Whether this is good or bad, it’s hard to tell.  Loyal fans of frontwoman Dee Dee (née Kristen Gundred) will recall her previous work in Grand Ole Party, which was something of a Yeah Yeah Yeahs-inspired skeletal blues/funk/rock project — in other words, nothing like Dum Dum Girls.  That band lacked the kind of stage presence that early DDG performances commanded from their audience, just as maybe the latter lacked the focus and precision that “Only in Dreams”-era DDG achieves so solidly.  It’s hard to criticize a band for growing and learning, especially if it’s in a direction that furthers their songwriting and technical skill.

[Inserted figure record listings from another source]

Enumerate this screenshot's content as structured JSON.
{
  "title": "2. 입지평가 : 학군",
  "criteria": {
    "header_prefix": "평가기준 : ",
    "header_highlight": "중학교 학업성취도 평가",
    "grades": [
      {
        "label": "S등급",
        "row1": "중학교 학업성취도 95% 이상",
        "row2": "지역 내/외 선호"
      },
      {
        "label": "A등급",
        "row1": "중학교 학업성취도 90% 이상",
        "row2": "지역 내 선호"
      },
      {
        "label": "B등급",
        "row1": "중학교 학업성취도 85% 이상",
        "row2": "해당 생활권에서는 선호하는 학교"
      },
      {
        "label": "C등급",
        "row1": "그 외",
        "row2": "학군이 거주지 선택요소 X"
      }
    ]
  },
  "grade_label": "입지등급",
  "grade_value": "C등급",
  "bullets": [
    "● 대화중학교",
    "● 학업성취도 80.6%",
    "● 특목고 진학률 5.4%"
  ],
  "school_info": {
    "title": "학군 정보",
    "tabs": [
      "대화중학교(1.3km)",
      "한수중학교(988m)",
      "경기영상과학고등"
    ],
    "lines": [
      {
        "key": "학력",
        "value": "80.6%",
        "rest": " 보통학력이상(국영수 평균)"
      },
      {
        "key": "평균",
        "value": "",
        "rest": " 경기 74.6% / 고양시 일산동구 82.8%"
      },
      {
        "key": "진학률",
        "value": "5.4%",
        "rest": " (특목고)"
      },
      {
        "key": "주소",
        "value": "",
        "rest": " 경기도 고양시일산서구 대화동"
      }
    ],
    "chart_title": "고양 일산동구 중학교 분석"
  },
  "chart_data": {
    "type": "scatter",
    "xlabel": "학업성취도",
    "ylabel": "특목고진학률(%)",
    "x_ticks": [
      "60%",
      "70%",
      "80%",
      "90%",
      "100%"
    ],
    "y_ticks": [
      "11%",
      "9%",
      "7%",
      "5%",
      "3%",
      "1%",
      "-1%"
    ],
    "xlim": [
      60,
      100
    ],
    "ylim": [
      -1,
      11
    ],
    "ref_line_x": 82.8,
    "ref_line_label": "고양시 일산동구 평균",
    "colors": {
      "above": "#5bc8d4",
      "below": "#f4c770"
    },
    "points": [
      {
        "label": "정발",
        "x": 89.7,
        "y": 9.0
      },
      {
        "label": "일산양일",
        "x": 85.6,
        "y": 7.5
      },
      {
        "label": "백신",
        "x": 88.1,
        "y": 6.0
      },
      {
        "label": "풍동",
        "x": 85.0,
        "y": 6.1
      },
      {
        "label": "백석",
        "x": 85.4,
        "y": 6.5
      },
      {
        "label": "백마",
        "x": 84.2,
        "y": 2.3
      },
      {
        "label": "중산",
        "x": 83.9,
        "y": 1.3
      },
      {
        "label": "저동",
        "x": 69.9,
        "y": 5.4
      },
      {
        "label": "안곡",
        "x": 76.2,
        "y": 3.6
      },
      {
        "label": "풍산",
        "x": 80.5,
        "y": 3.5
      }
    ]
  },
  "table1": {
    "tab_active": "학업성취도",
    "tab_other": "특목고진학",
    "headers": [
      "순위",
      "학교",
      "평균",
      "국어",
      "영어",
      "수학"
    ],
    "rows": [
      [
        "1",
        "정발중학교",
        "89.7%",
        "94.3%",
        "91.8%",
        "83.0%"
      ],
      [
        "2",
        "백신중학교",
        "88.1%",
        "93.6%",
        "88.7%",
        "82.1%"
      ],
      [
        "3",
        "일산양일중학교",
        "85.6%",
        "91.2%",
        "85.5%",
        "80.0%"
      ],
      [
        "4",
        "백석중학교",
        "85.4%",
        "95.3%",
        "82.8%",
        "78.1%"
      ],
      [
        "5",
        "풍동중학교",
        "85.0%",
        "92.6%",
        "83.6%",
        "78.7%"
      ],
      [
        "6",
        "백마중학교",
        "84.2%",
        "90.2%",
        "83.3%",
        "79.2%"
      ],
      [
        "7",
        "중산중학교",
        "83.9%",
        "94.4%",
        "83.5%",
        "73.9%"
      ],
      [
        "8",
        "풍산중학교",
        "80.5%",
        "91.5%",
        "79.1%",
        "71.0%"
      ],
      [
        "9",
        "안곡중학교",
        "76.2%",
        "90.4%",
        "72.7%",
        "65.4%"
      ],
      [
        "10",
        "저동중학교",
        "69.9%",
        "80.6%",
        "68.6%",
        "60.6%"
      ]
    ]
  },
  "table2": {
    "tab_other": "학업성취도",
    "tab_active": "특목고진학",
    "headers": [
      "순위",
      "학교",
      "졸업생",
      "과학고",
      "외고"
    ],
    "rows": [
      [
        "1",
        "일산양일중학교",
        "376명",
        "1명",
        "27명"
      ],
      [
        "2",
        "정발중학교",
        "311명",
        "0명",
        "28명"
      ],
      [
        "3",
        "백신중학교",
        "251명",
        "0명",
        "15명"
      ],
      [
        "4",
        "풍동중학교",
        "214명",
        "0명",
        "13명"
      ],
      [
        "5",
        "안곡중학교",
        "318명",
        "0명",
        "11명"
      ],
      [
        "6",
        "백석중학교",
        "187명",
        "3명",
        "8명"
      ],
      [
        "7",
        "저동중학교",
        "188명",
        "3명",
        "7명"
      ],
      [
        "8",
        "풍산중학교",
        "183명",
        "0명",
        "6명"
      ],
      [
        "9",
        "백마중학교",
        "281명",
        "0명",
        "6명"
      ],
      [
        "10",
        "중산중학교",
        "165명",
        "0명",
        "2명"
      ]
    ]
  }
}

Production politics aside, the band’s performance was a solid one, though maybe not as engaging as it could be.  The setlist, laid directly in front of the crowd and printed in bolded, unable-to-ignore Helvetica, probably had something to do with the lack of tension and surprise, but if anything, the single-song encore made up for it.  Ending with the slow-burner “Coming Down” absolutely brought the Empty Bottle alive with memories of prom night waltzes and Bic-fueled dreams.  Instead of the typical “set fire to the stage” encore that most bands employ, Dee Dee belted a pair of fanfare-inducing high notes and Jules lit up the crowd with a barn-burning solo — Dum Dum Girls chose wisely to gently turn their crowd toward a windy Chicago night.